When it comes to handling credit, young adults might be too smart for their own good. According to a recent survey by Sallie Mae, barely half of today’s college students ages 18 to 24 have a credit card, compared with nearly nine in 10 who say they use a debit card.

While a debit card can be a smart way to avoid the temptation of overspending—and possibly paying double-digit interest rates on balances—it doesn’t help you to build credit history. And young adults need a credit history to become financially independent.

"Unless you're extremely wealthy and can write a check for a car and a house, you'll have a need for credit,” says John Ulzheimer, a credit expert who once worked for FICO, Equifax, and Credit.com.

If your son or daughter wants to buy a home, for example, a credit history that reflects that payments have been made on a timely basis, will result in a high score. (A FICO score of above 740 gets you the best interest rates and terms.) A good score can be critical to getting approved for a mortgage. Even if he or she plans to rent, landlords often check credit scores to see if a prospective tenant is reliable and makes payments on time. Without one, a landlord might require a bigger security deposit.
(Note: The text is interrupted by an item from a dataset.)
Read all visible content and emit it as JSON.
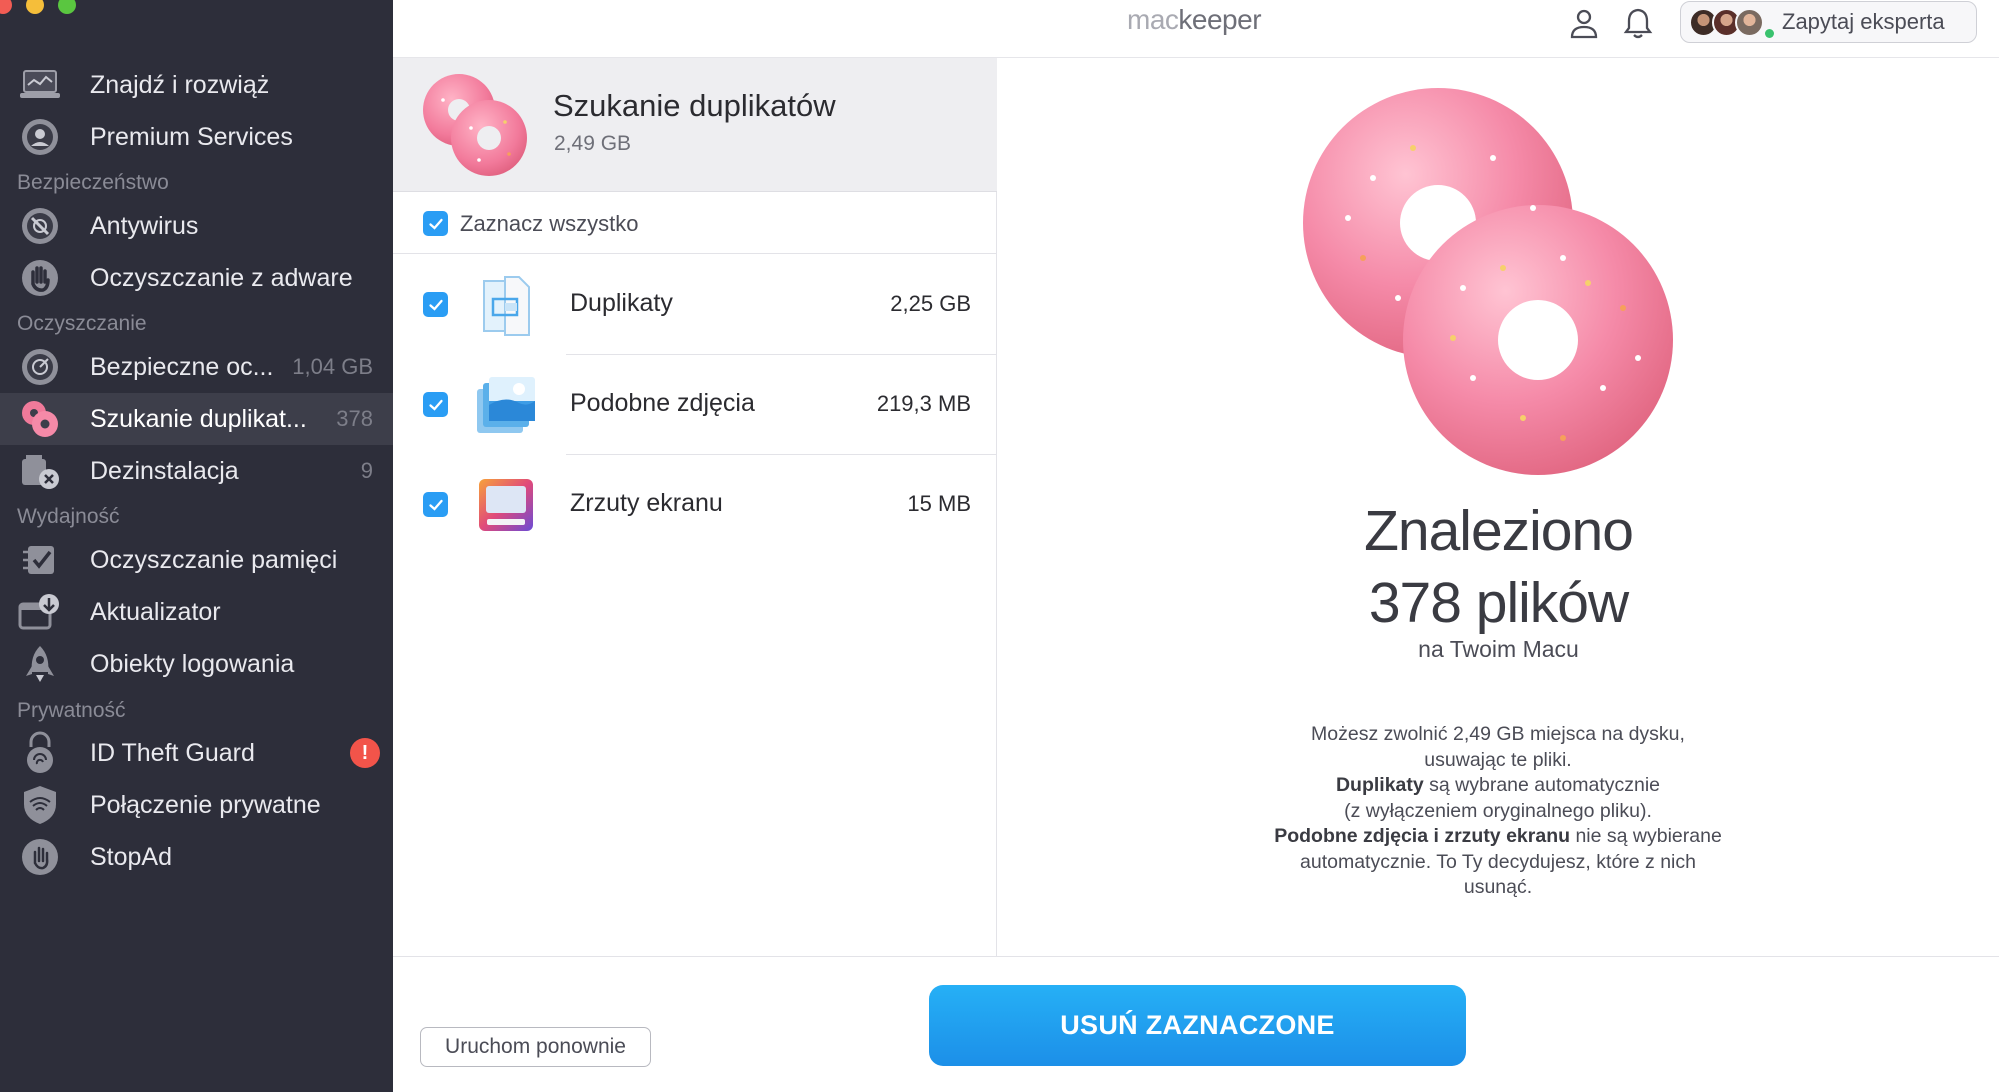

Auto lenders also rely on a credit score when reviewing borrower applications. If there isn’t one, the lender could charge a higher interest rate or you might be required to co-sign for your son or daughter. 

How Parents Can Help

The best way you can help young adults without an income build credit is to help them get a credit card. Here’s what you can do:

  • Add your young adult to your credit card account as an authorized user. Adding anyone to your card as an "authorized user" means your payment track record shows up on that person’s credit report. You’re still responsible for all payments, but for a young adult this could help to build a credit history. There are limitations, however. The FICO score gives less weight to a consumer who is an "authorized user" on someone else’s account than to the person who pays the bills. Since some credit card companies don’t report "authorized users" to the credit bureaus, ask the credit card issuer about its policy before adding someone to your account.
  • Be a co-signer on your son’s or daughter’s credit card. One reason that many young adults do not have a credit card is because of a federal law that prevents credit card issuers from soliciting new users under the age of 21 unless they can prove they have a steady income. But young adults without an income can qualify for their own card if an adult with income co-signs the card agreement. Matt Schulz, senior industry analyst at CreditCards.com, suggests that if you choose to co-sign, insist on full access to the account since payment is, ultimately, your responsibility.
  • Suggest your child get a secured credit card. A secured card is a great way to build credit while minimizing risk, says Schulz. A secured card requires that the borrower first pay a security deposit. Spending each month is limited to the amount deposited. Without independent income, a child under age 21 will still need you to co-sign for a secured credit card.